BURLINGTON, Vt. – Alliance Defending Freedom attorneys representing two high school students, their parents, and the Roman Catholic Diocese of Burlington, Vermont filed a federal lawsuit against officials in Vermont Thursday for discriminating against students and denying them a tuition benefit because they attend a religious high school.
“For more than two decades, Vermont has been unlawfully targeting religious schools, essentially eliminating school choice for many parents in the state. Vermont is pushing out religious schools from receiving education benefits that are available to public and private schools, in violation of our clients’ First Amendment rights,” said ADF Legal Counsel Paul Schmitt. “When the state offers parents school choice, it cannot take away choices that are deemed ‘too religious.’ The U.S. Supreme Court’s Espinoza decision reaffirmed as much and built on its decision in the ADF case Trinity Lutheran Church of Columbia v. Comer. And now, the Supreme Court is deliberating on another important case, Carson v. Makin, involving similar issues. It is critical the court respects religious freedom in education so parents are able to send their children to schools that are the best fit for them.”
Vermont maintains a Town Tuition Program, which provides a tuition benefit for students who live in towns without public schools. These towns directly pay the full amount of tuition, up to the town’s approved tuition rate, on behalf of their students to attend either a public school in another district or an approved private school. But in the Barstow Unified Union School District, officials denied the Williams family’s tuition request to Rutland’s Mount St. Joseph Academy, operated by the Roman Catholic Diocese of Burlington, despite the Supreme Court’s Espinoza decision.
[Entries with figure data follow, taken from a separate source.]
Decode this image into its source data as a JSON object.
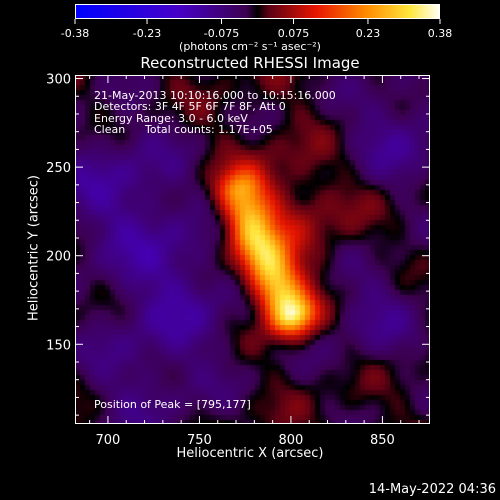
{
  "colorbar": {
    "tick_labels": [
      "-0.38",
      "-0.23",
      "-0.075",
      "0.075",
      "0.23",
      "0.38"
    ],
    "tick_values": [
      -0.38,
      -0.23,
      -0.075,
      0.075,
      0.23,
      0.38
    ],
    "units_label": "(photons cm⁻² s⁻¹ asec⁻²)"
  },
  "chart_data": {
    "type": "heatmap",
    "title": "Reconstructed RHESSI Image",
    "xlabel": "Heliocentric X (arcsec)",
    "ylabel": "Heliocentric Y (arcsec)",
    "xlim": [
      682,
      876
    ],
    "ylim": [
      105,
      302
    ],
    "x_ticks": [
      700,
      750,
      800,
      850
    ],
    "y_ticks": [
      150,
      200,
      250,
      300
    ],
    "x_tick_labels": [
      "700",
      "750",
      "800",
      "850"
    ],
    "y_tick_labels": [
      "150",
      "200",
      "250",
      "300"
    ],
    "peak": [
      795,
      177
    ],
    "color_range": [
      -0.38,
      0.38
    ]
  },
  "annotations": {
    "time_range": "21-May-2013 10:10:16.000 to 10:15:16.000",
    "detectors": "Detectors: 3F 4F 5F 6F 7F 8F, Att 0",
    "energy": "Energy Range: 3.0 - 6.0 keV",
    "clean": "Clean",
    "total_counts": "Total counts: 1.17E+05",
    "peak_position": "Position of Peak = [795,177]"
  },
  "timestamp": "14-May-2022 04:36"
}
ADF attorneys filed E.W. v. French in the U.S. District Court for the District of Vermont.
ADF attorneys have filed two other similar lawsuits, A.M. v. French and A.H. v. French, that also challenge discrimination against religious schools in Vermont’s education programs. In both cases, a federal appeals court stopped Vermont officials from excluding religious-school students from the state’s programs, which allowed students at public and private secular schools to participate. Even after Catholic families and the Diocese won injunctive relief in A.H. v. French, government officials in Vermont have refused to grant equal Town Tuition Program access to religious schools and their students.
Alliance Defending Freedom is an alliance-building, non-profit legal organization committed to protecting religious freedom, free speech, parental rights, and the sanctity of life.